This weekend I forayed from the safety of my go-to Flour Water Salt Yeast book to try a recipe from The Perfect Loaf. The reasoning for this was that I was keen to improve the scoring on my bread. FWSY says that scoring is unnecessary and you are fine to just let your loaves split naturally. However, I’m keen to improve the neatness of my loaves and want to move on baguettes which will certainly require scoring. If you don’t score your loves they can split anywhere on the loaf as they expand - leading to a less even bake.

Going into this bake there were two factors I wanted to change in comparison to my previous loaves:

  1. I wanted to generate greater tension in the dough at both the folding and shaping stages. In practice, this should help the dough retain its shape and should make it easier to score.
  2. I wanted to try and follow the recipe someone who likes to score their bread. The key difference with this recipe was that your shaped dough sits in a proofing basket overnight, previously I would do a long bulk overnight and only waiting a short time after shaping to bake in the morning.

I had varied success with these goals. Maurizio from The Perfect Loaf calls for room temperature water to feed your starter prior to baking. However, my room temperature in cold Edinburgh flat at this time of year is around 14℃. Knowing this, I tried using warmer water (by 2-3 degrees) than the recipe called for. In retrospect, though I feel I should have gone even warmer, my final dough temperature still managed to be 3 degrees cooler than was expected in the recipe.

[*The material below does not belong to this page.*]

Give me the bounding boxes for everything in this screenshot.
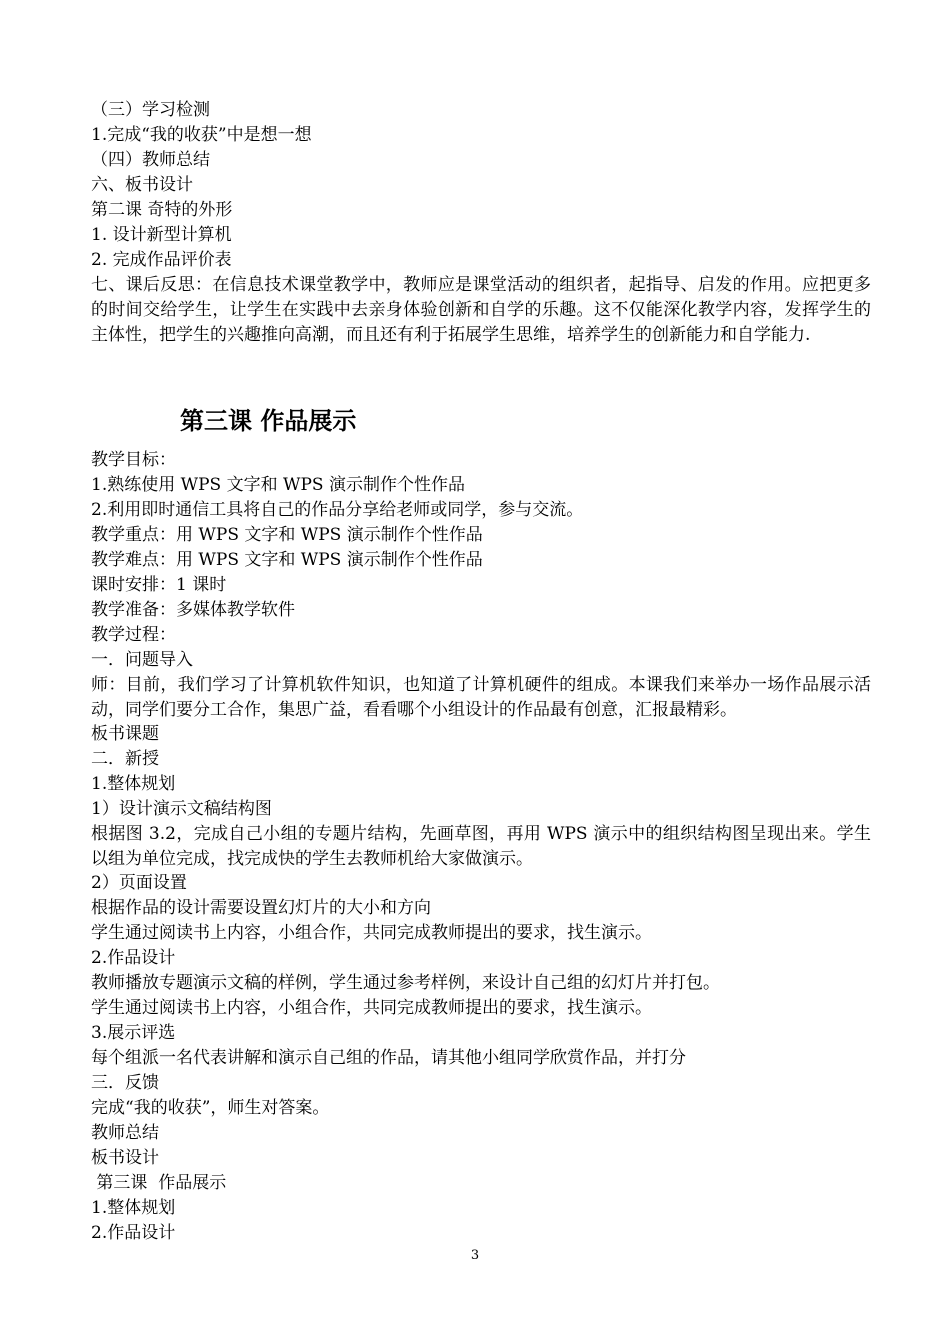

I was determined to get a tight ball when shaping my dough which proved difficult as I had possibly the wettest dough I have worked with yet. Over 5 minutes I eventually got a great round ball, but at the expanse of the great rise I generated with my starter. I noticed the next morning after baking my bread that I have been using Allinson’s Country Grain Bread Flour which I had naively presumed to be wholegrain flour - it is, in fact, a blend of various flours. I presume mixing this (which already contains a deal of white and rye flour) with my mix of white and rye flour resulted in skewed proportions of water to flour. From what I have read, rye flour will typically be less absorbent of water and will give you a stickier dough.


Although I struggled to shape the dough, the tension I generated seemed to have worked very well. Scoring the loaves worked really well, in the past the razor has immediately gotten stuck to the dough. In this case, it glided right through the dough no problem - I actually wish I had cut deeper and gone for a bigger cut once I knew that it was going to cut well.

After baking

One other thing I have previously struggled with is getting the dough from the proofing basket to the counter and then to the combo cooker. I read on Maurizio’s blog that you can use baking paper and a pizza peel to invert the basket straight onto the paper which can simply be lifted in the pan. This turned out to be so much easier than trying to lift a wet dough with just my hands. The only downside to this was that I cooked the loaf in the deep pan of the combo cooker, this made the baking paper curl in at the edges and left me with a bumpy shaped loaf. In the future when I have a good tight boule, I will just cook in the lid (inverting the pan) and the paper should pull less at the edges of the dough.

Crumb shot

You can see here the boule had significantly less rise than my previous post. I believe this was due to me overworking the dough during shaping and also due to me mixing the wrong flours. I’m going to try again soon with the right flour, warmer water and I’ve also ordered a new dough knife from an Oban based bakery equipment fabricator.